Come to think of it, the total land mass of ten states in the south (Lagos, Anambra, Imo, Ebonyi, Abia, Ekiti, Akwa Ibom, Enugu, Osun and Bayelsa) is far less than that of Niger State which alone sits on a land mass of 76,363 square kilometers. So, the question then arises as to why anybody would suggest using officialdom to acquire lands from unwilling states for ‘Ruga Settlements’. There is sambisa forest where such settlement policy will enjoy a field day.
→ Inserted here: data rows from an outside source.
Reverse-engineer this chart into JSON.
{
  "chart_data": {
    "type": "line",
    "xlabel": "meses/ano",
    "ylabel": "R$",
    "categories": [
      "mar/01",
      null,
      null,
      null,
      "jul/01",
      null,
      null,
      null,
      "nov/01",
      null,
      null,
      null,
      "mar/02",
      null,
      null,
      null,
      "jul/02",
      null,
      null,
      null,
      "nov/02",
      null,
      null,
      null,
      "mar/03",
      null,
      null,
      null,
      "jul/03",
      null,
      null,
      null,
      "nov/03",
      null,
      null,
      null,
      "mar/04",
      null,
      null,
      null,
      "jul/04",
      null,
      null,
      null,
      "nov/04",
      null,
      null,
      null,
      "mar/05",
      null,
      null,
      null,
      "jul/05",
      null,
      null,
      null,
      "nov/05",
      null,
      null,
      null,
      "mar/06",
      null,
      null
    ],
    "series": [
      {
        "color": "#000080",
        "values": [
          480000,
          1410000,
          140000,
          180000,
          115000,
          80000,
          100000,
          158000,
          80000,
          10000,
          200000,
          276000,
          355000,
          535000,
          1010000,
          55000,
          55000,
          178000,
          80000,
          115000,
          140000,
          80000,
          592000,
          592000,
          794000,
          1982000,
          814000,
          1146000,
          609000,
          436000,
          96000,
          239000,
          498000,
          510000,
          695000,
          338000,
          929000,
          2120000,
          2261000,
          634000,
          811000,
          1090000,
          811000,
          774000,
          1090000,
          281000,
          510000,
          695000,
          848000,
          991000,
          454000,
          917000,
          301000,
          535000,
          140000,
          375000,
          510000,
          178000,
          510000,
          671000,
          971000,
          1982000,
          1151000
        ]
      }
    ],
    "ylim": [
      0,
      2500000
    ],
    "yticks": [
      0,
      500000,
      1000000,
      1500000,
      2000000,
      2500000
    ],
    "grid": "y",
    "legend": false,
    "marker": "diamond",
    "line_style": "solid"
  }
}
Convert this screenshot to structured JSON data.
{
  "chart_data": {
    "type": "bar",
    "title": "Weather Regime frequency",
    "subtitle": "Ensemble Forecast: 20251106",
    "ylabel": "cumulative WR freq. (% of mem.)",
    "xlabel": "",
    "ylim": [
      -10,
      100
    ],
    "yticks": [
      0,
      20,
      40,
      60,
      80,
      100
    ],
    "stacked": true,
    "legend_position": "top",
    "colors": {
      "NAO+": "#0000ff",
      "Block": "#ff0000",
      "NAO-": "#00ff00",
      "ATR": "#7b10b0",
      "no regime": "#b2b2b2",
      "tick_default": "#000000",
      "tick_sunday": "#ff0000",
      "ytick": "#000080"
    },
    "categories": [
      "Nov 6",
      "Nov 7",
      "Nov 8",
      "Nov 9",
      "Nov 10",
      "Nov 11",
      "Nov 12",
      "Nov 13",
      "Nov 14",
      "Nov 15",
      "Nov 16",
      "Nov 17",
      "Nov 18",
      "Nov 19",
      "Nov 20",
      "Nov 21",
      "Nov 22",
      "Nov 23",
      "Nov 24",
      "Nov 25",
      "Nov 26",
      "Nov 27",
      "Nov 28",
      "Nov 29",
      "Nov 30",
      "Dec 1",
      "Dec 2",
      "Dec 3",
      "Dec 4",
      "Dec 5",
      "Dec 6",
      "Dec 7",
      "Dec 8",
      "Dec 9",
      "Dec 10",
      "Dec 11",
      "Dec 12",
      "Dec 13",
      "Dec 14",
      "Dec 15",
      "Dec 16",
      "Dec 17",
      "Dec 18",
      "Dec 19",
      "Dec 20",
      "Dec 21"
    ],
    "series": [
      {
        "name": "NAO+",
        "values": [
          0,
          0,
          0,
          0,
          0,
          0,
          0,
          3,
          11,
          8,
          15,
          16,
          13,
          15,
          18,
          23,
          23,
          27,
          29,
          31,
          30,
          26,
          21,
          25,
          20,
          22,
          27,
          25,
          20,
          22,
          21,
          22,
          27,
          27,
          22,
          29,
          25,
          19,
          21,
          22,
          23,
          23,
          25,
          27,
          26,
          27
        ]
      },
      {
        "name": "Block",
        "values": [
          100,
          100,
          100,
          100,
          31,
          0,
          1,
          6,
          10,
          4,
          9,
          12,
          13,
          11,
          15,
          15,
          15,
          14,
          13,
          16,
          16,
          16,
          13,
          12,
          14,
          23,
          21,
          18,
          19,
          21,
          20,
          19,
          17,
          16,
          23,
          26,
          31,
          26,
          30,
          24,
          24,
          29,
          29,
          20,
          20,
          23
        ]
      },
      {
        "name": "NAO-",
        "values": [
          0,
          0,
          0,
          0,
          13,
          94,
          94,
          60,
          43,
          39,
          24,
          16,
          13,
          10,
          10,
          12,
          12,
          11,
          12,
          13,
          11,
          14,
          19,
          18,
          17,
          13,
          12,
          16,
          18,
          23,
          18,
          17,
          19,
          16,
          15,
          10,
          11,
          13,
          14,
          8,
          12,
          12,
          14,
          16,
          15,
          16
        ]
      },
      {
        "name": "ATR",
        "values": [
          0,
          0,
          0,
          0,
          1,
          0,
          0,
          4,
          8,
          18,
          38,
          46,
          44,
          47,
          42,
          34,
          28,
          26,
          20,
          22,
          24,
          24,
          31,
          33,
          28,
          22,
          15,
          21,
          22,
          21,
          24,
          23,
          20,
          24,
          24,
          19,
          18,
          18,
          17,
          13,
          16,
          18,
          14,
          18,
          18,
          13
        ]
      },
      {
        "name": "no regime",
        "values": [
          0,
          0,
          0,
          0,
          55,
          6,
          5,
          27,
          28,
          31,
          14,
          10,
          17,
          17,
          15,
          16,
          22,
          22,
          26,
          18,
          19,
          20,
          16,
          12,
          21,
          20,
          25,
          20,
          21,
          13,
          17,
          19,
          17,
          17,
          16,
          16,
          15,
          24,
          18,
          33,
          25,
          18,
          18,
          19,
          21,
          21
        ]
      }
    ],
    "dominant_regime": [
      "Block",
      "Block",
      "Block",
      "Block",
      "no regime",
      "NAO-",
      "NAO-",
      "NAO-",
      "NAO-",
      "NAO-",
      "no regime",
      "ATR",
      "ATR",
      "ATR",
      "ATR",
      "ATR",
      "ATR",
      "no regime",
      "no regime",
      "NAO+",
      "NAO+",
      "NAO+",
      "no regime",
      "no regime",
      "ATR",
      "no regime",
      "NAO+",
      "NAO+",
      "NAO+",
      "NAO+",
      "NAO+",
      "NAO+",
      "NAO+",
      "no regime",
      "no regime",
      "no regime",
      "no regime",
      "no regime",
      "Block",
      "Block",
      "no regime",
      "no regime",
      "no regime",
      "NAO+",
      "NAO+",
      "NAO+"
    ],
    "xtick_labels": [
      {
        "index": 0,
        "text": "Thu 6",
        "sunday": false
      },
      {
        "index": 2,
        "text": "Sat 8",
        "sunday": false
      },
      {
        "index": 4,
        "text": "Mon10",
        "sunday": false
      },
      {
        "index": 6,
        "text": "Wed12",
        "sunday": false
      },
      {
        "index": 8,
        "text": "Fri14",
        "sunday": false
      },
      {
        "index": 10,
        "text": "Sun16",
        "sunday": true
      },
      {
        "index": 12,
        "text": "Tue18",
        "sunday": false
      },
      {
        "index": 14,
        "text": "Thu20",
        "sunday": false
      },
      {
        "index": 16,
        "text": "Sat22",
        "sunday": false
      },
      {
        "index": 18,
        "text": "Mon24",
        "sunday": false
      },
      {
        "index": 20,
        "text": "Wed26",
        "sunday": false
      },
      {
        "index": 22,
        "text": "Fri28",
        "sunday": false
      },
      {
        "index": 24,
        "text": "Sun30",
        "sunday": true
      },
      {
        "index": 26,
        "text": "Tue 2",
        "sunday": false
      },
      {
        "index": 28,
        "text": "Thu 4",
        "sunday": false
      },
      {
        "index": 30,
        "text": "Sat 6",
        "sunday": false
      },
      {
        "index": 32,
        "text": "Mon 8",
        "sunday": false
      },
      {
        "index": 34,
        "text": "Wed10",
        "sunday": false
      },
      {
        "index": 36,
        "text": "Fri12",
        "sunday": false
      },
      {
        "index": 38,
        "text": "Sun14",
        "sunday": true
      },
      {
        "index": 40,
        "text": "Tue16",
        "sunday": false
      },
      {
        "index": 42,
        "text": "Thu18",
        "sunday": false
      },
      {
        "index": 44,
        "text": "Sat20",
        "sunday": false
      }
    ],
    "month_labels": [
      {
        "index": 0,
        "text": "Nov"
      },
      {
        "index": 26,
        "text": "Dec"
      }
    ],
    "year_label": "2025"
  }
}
A study conducted by two professors at the University of Oxford on the causes of wars that occurred between 1816 and the early 21st century revealed that majority of them were principally about land. According to John Bruce and Karol Boudreaux, in their contribution for the United States Agency for International Development (USAID), land “is the object of competition in a number of potentially overlapping ways: as an economic asset, as a connection with identity and social legitimacy, and as political territory.” Across Nigeria today, there is hardly any section where there are no intermittent skirmishes and killings over land. That is why the idea of ‘Ruga Settlements’ with official imprimatur is a tricky issue.
In Buhari’s three previous bids for presidency until he finally won in 2015, the main grouse that most people, especially in the southern part of the country, held against Buhari was that he would not be fair in managing Nigerian diversity. After four years in office, the nation is now so divided along ethno-religious lines and that has made it difficult to build consensus around important things so-to-say that matter for our socio-economic progress. President Buhari must accept responsibility for that state of affairs, even when there may be other forces at play.
While we must address the problems associated with animal husbandry, nomadism, ecology and social integration in our country, the authorities must also understand that implementing a ‘Ruga Settlements’ scheme under an atmosphere of ethno-religious suspicion is a recipe for disaster. In this perilous circumstance, President Buhari’s clear and urgent leadership challenge is to rise to a higher statesmanship by acting above kinship and sect in the service of the nation.
Irrespective of what we do now, the problem will outlast anybody alive today. We can only start the process of finding a national solution acceptable to all stakeholders; and this we must do before this issue tears Nigeria apart. That is a collateral fact we must accept.